子ども編 ひなたとひかりの変化
小学生用の茶色いベストと紺色のジーンズ、薄い黄色のパーカーと黒いタイツにブーツをそれぞれ着たひなたとひかりは古本屋の近くにある図書館で美月に手紙を書いていた。
『美月先生 お元気ですか?わたしたちは今週の水曜日まで学校に来られないので、図書館で過ごしています。
コロナでお父さんとお母さんの寿司屋がそれぞれ閉まって、つらい気持ちを言えずに5歳の弟や妹も泣かせていました。腕の痛みで夜は眠れません。ひかりとひなたより』
二人は手紙をポストに入れ終え、桃の肩を軽くたたく。「桃。あなたを嫌な気持ちにさせてた。ごめんなさい」
「文房具店で買ったの。使わなくてもいいから持ってて」桃は「ありがとう」と答えてひかりから渡されたノートをランドセルに入れた。
ひなたとひかりが靴下にトマトジュースをかけた男の子の40代の父親が、3人を追いかけてきた。
児童書を棚に戻し図書館の外にある階段を下りるが、男が投げたハンマーがひかりのランドセルに当たり、転倒。ひなたが駆け寄り「立てそう?」と声をかける。
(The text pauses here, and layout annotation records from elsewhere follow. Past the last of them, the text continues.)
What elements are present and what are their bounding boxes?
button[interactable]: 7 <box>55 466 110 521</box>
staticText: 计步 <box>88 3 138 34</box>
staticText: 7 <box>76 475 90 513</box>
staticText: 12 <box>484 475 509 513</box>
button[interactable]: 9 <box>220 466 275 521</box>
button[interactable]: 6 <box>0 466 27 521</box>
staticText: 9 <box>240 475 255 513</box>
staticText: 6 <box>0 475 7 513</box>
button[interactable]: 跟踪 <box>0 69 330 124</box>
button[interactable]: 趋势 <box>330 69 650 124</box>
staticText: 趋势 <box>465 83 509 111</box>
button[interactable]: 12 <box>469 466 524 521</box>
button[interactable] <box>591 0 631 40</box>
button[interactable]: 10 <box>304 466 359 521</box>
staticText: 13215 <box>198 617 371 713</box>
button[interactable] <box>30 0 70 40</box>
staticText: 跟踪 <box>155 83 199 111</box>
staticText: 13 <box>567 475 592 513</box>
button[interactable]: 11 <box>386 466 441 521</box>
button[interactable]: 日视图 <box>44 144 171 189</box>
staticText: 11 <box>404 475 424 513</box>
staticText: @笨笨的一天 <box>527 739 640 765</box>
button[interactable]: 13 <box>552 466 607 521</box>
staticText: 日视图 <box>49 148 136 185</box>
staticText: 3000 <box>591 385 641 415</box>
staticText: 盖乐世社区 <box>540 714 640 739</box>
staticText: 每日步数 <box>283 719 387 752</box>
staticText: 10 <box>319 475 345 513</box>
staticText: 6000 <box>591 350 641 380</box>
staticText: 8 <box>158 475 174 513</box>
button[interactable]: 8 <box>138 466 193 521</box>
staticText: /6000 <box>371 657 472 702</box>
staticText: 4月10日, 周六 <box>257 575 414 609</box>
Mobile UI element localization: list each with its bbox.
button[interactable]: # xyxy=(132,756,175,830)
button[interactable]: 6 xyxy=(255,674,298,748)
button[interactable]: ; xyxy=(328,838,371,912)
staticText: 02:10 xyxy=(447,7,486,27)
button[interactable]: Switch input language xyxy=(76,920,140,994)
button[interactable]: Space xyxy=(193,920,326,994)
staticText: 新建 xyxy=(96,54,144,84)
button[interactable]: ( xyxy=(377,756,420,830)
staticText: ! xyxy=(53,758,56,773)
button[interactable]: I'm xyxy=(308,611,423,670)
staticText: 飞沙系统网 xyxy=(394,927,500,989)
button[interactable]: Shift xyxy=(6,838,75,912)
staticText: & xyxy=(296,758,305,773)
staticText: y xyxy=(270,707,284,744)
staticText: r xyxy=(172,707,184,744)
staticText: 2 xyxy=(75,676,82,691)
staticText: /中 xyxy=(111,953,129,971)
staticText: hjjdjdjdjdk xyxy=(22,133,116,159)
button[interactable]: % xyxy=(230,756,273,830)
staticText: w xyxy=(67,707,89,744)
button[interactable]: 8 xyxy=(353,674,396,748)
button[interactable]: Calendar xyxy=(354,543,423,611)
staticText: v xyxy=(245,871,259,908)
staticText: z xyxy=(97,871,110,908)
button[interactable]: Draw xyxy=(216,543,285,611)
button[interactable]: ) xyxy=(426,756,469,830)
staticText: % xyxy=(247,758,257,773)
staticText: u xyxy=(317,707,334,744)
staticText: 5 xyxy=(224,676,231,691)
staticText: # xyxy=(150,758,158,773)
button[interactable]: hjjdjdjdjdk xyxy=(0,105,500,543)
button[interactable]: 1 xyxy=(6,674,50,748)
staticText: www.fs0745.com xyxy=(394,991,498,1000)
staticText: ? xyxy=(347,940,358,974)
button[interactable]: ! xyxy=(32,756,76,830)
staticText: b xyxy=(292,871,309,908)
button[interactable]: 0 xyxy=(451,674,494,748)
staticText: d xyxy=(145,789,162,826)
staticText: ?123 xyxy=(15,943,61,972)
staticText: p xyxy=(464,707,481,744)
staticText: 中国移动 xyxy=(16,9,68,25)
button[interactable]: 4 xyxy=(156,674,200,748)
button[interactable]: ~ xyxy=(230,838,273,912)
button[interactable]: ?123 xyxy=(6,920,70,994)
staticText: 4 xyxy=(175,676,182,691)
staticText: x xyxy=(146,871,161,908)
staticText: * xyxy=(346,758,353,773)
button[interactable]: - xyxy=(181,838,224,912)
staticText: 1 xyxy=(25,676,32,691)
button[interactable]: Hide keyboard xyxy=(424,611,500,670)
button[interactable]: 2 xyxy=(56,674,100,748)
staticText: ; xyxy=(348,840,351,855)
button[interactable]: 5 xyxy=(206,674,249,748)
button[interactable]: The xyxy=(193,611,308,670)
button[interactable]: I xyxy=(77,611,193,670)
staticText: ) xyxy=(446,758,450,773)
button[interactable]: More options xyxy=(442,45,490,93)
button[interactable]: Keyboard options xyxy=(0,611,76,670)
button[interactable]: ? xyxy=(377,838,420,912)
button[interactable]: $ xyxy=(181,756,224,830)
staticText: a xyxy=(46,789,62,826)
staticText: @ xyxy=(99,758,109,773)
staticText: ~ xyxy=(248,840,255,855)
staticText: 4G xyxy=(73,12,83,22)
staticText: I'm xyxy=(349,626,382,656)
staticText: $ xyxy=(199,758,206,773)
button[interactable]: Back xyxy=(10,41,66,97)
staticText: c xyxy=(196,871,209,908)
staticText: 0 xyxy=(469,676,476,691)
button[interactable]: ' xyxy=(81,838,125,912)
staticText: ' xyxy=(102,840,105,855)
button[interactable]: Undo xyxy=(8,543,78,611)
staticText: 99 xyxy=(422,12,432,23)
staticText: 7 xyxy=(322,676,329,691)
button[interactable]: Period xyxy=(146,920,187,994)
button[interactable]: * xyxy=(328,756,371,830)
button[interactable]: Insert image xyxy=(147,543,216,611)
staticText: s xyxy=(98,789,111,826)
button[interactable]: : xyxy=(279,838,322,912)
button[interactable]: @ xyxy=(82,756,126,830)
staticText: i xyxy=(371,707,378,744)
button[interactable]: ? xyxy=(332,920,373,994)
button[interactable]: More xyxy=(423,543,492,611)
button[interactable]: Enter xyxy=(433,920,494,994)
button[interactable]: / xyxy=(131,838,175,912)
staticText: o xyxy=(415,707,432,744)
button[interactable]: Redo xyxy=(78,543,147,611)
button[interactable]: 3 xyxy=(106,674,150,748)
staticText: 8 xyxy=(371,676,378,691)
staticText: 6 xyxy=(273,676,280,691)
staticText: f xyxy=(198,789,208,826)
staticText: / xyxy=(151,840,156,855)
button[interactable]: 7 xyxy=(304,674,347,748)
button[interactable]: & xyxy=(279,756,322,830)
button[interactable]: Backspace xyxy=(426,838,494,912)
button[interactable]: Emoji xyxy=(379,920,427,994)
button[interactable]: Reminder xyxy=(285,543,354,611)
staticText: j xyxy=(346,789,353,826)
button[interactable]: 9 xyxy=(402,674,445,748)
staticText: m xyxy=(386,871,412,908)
買い物袋を持った男性が、3人に近づいてきた男の目に自分の自転車のライトを当てる。
「亮介先生」「佐田、田畑、松谷。アーノルドさんと俺でこいつを押さえてるから、秋次郎さんに電話するんだ」
男はアーノルドに腕を押さえつけられても、ひなたとひかりにハンマーを当てようとしていた。
桃が父親の小説に入っていた電話番号のメモを出し、公衆電話で秋次郎に自分たちの名前と男に追いかけられたことを言い終え、6匹のオスバチに腕を刺された男は鎌倉警察署へと連れていかれた。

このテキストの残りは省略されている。